The book industry employs smart people who all know their stuff. We all know what we mean when we say “edition”. The trouble is we often mean different things. This tends perhaps to run in companies: what they mean by “impression” in Company A may be different from what they think of in Company B. And books tend to hang around: what now might be described as the first printing, or first edition, may carry on the copyright page something like First impression. On any one day you may look at a book published last week, and another last century, or even the century before. The terminology used today differs from that used 200 years ago. The terminology used in the antiquarian book trade is different from that used in the publishing industry. Publishers reps will tend to use the same terminology as their bookseller customers use, which may not be the same as their editorial or production colleagues mean by the term.

Impressions really means the number of images produced in a single press run. Edition properly means a unique and fixed version of a book. A reprint is a reprint, not a reprint edition. A new edition is a book reprinted with so many changes (The Chicago Manual of Style suggests 20%) that it represents a new book; one which libraries and specialists will feel they have to buy even if they already own the previous version. Less than 20% and the book would be called a reprint with corrections.

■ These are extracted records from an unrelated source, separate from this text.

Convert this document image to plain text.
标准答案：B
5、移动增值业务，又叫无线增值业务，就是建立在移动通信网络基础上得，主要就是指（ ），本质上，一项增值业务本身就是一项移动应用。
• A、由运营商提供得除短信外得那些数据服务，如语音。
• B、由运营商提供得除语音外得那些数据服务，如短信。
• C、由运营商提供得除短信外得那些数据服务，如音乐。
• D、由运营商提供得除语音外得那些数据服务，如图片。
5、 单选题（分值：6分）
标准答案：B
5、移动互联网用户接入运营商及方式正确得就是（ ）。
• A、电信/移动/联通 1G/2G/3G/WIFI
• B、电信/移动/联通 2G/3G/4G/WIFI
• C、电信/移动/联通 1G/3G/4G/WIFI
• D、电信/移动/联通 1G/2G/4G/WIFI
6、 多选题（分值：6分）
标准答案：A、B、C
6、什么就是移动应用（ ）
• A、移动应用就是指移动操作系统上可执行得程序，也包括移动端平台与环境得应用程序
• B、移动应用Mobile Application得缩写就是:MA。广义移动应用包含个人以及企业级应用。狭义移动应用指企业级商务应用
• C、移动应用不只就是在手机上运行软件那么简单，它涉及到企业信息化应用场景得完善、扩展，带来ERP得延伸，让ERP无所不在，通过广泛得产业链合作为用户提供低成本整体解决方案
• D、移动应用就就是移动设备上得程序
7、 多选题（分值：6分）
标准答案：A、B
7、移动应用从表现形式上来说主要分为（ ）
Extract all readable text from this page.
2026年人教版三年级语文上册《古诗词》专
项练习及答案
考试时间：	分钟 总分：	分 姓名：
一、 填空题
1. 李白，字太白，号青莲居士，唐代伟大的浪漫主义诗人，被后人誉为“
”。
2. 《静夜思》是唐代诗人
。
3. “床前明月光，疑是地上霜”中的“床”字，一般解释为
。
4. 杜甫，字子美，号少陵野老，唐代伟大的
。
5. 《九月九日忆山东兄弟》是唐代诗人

When bibliophiles talk about a first edition, what they really mean is the first printing of a book. However Fredson Bowers in Principles of Bibliographical Description (1949) defined an edition is “the whole number of copies printed at any time or times from substantially the same setting of type-pages,” including “all issues and variant states existing within its basic type-setting, as well as all impressions.” This would mean that the 20th printing would still be part of the “first edition” even if a few corrections had been made to the type! Wikipedia has a good article explaining all these nuances and different usages.

With old books printed by letterpress in the early days of print it took so long to complete a run that corrections were often made while the job was still running. Thus the first printing of Shakespeare’s First Folio (see the section “The First Folio and variants”) contains corrections made while the job was on press, so that one “first edition” may well be different from another “first edition”. This allows endless scope for pretty reductive scholarship.

How do you identify a first edition? is answered by Babcock Books here. They give some interesting details about the practice of different publishers, which unsurprisingly has changed already. A recent Knopf book I am looking at carries on its imprint page the following quirky information: “Published October 17, 2013/Reprinted One Time/Third Printing, December 2013”. The way I like to see this would be “First published 2013/Reprinted 2013 (twice)”. As the book goes on the wording might continue “Reprinted 2014/Reprinted with corrections 2015/Second edition 2016” and so on. The reason to supply this information is communication with librarians, bibliographers and scholars — if the message is worth communicating it’ll certainly benefit from clarity and consistency. Those lines of numbers indicating printing number are better than nothing, but barely — and going back to the past, nothing is often what you get. On the other hand, being told the book was published on 17 October may be information overload, but no doubt people at Knopf would disagree with me about that.